Terdengar suara pilot dari loud speaker yang memberitahukan bahwa kurang dari 30 menit lagi pesawar akan mendaarat di bandara Juanda Surabaya. Meski demikian, belum ada pergerakan signifikan dari para penumpang. Sebagian bahkan masih ada yang belum membuka mata alias tidur.
"Boleh minta foto ndak, Mbak?" tanya Hana memberanikan diri pada dua pramugrari yang sedari tadi ngobrol bersama mereka.
"Boleh," jawab salah satunya, karena pramugrari yang berasal dari Mesir menolak untuk berfoto bersama.
Tidak mengapa, karena mereka sudah cukup senang bisa berbagi kenangan dengan pramugrari cantik asal Indonesia tersebut.
Para tim medis bergantian mengambil foto. Ada yang bersama-sama, ada yang berdua saja. Bahkan Rayan pun tak mau kalah ikut berfoto dengan pramugrari tersebut. Hal itu karena dia tahu sesaat usai dari toilet.
Tiwi melirik sekilas pada sosok lelaki tampan dan perempuan csntik yang berdiri berdampingan itu. Mereka tampak sangat serasi. Dan hal itu memicu debar di dada Tiwi.
Seusai berfoto, para pramugrari meninggalkan kursi dan melakukan tugas mereka. Menyiapkan penumpang agar mereka tenang dan selamat hingga pesawat benar-benar mendarat.
Pukul 07.00 tepat saat pintu pesawat terbuka di Bandara Juanda Surabaya. Begitu turun dari tangga pesawat mereka sudah disambut bus-bus yang akan membawa mereka langsung ke asrama haji. Iring-iringan bus itu berjalan lancar karena dikawal petugas dari kepolisian.
Sepanjang jalan, banyak warga yang berteriak, melambaikan tangan menyambut rombongan bus jamaah haji tersebut.

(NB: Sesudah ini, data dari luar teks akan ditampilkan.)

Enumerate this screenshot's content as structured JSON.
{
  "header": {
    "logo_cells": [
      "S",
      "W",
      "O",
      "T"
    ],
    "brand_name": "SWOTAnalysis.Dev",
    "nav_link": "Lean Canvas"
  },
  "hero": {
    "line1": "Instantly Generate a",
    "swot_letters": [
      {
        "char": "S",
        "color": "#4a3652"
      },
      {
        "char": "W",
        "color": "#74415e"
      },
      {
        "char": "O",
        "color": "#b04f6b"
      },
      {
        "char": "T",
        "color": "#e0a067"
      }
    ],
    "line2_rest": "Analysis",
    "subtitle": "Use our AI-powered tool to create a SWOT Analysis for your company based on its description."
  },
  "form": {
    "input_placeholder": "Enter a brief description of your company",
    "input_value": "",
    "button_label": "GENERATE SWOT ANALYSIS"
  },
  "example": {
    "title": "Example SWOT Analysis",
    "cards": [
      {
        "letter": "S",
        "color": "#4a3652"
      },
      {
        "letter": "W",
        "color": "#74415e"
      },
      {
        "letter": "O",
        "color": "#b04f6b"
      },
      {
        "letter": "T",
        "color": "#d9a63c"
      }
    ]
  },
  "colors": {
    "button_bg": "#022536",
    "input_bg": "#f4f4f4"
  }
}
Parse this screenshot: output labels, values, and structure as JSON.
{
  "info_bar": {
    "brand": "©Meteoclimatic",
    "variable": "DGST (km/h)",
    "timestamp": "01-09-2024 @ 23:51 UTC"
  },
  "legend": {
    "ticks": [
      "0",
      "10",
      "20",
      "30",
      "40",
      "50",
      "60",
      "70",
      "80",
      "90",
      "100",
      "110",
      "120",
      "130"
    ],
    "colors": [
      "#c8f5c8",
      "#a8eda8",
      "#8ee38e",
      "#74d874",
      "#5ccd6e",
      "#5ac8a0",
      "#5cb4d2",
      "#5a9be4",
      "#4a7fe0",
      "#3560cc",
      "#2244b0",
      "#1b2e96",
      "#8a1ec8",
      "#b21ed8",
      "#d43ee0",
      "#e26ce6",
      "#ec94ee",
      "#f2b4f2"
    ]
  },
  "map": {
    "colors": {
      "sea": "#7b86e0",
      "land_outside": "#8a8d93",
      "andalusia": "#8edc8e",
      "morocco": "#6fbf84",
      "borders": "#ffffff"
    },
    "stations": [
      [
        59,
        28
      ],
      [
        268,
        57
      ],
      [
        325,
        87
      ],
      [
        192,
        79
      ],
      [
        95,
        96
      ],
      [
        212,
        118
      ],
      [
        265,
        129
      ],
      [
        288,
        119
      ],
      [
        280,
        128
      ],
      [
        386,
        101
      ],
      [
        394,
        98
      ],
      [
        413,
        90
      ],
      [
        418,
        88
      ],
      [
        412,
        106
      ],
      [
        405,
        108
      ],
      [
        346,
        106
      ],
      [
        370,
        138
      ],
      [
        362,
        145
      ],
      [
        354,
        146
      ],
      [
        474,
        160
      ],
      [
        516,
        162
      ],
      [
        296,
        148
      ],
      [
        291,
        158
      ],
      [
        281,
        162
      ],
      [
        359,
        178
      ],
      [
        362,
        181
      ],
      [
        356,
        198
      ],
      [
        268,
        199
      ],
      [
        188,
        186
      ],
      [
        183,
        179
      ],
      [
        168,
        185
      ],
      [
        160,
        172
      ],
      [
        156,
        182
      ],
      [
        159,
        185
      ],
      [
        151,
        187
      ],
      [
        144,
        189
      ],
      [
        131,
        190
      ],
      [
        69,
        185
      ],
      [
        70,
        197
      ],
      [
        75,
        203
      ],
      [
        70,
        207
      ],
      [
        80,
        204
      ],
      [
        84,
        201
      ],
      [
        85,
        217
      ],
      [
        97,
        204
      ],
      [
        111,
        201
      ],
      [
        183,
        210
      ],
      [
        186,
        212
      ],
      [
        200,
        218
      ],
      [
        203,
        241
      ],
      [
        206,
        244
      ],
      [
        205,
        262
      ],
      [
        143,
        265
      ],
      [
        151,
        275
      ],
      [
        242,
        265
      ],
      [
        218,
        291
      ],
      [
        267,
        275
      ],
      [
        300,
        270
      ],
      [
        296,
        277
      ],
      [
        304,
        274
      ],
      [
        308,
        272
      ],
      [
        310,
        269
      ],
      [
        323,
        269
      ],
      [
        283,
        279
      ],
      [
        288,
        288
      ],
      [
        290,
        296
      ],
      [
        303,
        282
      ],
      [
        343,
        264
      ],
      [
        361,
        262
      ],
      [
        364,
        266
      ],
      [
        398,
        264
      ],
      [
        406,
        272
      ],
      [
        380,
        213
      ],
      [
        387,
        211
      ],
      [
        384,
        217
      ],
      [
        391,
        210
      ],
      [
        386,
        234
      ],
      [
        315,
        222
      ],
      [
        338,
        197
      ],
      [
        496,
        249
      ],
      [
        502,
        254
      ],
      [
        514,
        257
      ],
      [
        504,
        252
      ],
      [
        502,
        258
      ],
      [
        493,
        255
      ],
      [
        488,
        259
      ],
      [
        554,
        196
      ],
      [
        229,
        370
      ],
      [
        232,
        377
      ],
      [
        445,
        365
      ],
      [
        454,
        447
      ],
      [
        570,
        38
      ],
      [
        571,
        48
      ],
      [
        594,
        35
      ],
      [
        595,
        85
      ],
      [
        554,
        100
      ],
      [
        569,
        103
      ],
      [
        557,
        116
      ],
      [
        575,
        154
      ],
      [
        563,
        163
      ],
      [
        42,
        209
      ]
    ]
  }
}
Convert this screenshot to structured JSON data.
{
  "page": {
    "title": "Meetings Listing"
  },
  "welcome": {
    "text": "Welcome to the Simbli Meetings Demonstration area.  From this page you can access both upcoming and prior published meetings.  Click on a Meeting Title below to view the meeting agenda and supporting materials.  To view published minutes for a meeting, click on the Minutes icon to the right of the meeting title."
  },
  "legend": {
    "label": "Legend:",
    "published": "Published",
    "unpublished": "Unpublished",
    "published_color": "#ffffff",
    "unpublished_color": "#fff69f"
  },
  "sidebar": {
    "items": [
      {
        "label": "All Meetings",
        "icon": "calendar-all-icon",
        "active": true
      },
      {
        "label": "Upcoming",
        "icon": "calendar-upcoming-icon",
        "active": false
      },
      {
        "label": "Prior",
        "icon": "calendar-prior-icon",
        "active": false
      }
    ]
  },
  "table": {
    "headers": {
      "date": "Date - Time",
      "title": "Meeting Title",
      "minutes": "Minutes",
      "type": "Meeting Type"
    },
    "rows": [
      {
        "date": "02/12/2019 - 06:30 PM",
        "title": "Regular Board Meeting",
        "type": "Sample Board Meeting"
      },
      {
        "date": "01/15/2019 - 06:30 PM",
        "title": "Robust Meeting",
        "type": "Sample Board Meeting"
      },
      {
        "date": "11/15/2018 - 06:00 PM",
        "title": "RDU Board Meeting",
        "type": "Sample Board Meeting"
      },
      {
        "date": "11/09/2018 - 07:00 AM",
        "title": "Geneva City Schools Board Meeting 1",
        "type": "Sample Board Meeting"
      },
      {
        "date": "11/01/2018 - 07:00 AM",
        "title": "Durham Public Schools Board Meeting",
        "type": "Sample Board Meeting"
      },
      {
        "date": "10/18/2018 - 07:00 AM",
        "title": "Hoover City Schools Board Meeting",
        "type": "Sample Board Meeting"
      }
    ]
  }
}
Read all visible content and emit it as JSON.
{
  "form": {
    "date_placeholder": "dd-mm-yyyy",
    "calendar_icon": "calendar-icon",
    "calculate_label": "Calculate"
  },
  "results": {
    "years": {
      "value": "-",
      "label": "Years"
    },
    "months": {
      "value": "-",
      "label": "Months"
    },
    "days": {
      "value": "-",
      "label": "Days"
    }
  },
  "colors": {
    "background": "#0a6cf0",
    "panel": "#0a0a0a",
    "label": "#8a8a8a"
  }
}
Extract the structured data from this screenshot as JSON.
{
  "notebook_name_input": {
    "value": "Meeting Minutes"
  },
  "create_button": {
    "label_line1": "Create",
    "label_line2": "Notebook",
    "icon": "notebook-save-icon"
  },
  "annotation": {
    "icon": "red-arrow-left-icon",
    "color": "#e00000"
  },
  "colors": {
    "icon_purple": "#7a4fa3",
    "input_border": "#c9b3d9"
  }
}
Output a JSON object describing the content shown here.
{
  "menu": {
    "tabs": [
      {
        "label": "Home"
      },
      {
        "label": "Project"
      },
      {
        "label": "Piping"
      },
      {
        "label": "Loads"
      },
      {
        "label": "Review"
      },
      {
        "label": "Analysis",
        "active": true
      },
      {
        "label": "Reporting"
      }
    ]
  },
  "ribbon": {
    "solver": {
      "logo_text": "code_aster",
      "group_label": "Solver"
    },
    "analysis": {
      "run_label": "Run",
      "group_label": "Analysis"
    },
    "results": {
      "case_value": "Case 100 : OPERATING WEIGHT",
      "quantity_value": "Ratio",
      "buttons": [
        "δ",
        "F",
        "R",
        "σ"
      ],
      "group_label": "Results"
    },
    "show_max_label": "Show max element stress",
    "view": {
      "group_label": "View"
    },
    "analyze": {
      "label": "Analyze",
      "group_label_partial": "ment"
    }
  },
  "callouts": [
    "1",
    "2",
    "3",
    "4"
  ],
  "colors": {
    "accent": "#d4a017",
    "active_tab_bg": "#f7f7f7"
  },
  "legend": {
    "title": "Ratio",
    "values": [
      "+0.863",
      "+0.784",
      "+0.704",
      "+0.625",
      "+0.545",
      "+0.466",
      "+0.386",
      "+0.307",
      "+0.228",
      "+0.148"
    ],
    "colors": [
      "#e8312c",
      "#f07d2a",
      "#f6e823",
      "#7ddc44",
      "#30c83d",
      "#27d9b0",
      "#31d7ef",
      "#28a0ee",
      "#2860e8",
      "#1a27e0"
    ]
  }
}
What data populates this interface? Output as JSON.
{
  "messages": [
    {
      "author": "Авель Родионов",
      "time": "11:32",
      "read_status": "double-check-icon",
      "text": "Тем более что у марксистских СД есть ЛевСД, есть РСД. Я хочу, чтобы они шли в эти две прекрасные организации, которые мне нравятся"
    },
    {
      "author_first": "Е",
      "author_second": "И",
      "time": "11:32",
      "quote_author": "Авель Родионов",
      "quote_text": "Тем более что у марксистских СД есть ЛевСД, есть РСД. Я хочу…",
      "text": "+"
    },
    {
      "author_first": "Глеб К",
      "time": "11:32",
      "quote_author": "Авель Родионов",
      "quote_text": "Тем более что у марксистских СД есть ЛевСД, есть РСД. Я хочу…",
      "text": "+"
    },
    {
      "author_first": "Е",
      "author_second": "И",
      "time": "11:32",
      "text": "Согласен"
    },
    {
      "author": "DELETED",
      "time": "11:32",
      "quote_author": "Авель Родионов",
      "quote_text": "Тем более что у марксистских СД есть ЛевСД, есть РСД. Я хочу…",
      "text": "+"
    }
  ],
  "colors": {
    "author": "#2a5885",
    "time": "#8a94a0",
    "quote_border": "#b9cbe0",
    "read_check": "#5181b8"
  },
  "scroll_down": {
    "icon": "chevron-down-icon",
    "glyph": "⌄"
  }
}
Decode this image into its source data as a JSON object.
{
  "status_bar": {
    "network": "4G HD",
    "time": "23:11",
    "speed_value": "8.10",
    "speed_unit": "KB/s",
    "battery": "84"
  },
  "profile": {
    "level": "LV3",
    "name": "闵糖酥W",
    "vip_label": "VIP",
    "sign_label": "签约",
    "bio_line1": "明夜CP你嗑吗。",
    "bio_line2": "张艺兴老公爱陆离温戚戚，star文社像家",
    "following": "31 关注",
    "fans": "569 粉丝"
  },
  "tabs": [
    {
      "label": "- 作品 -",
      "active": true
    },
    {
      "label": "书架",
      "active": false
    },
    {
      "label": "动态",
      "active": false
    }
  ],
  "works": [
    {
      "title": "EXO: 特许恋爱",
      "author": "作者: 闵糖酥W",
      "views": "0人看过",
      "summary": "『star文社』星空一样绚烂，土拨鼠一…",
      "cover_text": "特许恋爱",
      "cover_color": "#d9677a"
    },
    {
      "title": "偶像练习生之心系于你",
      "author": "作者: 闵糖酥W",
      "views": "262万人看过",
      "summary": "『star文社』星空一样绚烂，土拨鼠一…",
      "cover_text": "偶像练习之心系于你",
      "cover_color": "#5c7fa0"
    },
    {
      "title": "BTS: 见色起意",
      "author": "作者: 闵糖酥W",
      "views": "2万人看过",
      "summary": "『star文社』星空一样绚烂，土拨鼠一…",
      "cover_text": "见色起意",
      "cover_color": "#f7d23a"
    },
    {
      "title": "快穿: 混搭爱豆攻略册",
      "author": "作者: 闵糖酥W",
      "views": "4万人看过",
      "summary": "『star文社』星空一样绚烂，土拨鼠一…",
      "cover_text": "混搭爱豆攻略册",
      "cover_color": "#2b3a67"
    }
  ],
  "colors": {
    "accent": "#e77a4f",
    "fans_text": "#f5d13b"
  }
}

Setiba di asrama haji, para jamaah dipersilahkan membersihkan diri sambil menunggu koper, tas, dan barang bawaan mereka diturunkan. Proses yang lumayan lama, karena mereka harus menunggu satu-satu nama mereka dipanggil.
Empat ratus lima puluh koper berjajar rapi di sebuah ruangan besar. Diurutkan sesuai nomor identitas masing-masing jamaah, sehngga memudahkan mereka mengambil barang-barang tersebut.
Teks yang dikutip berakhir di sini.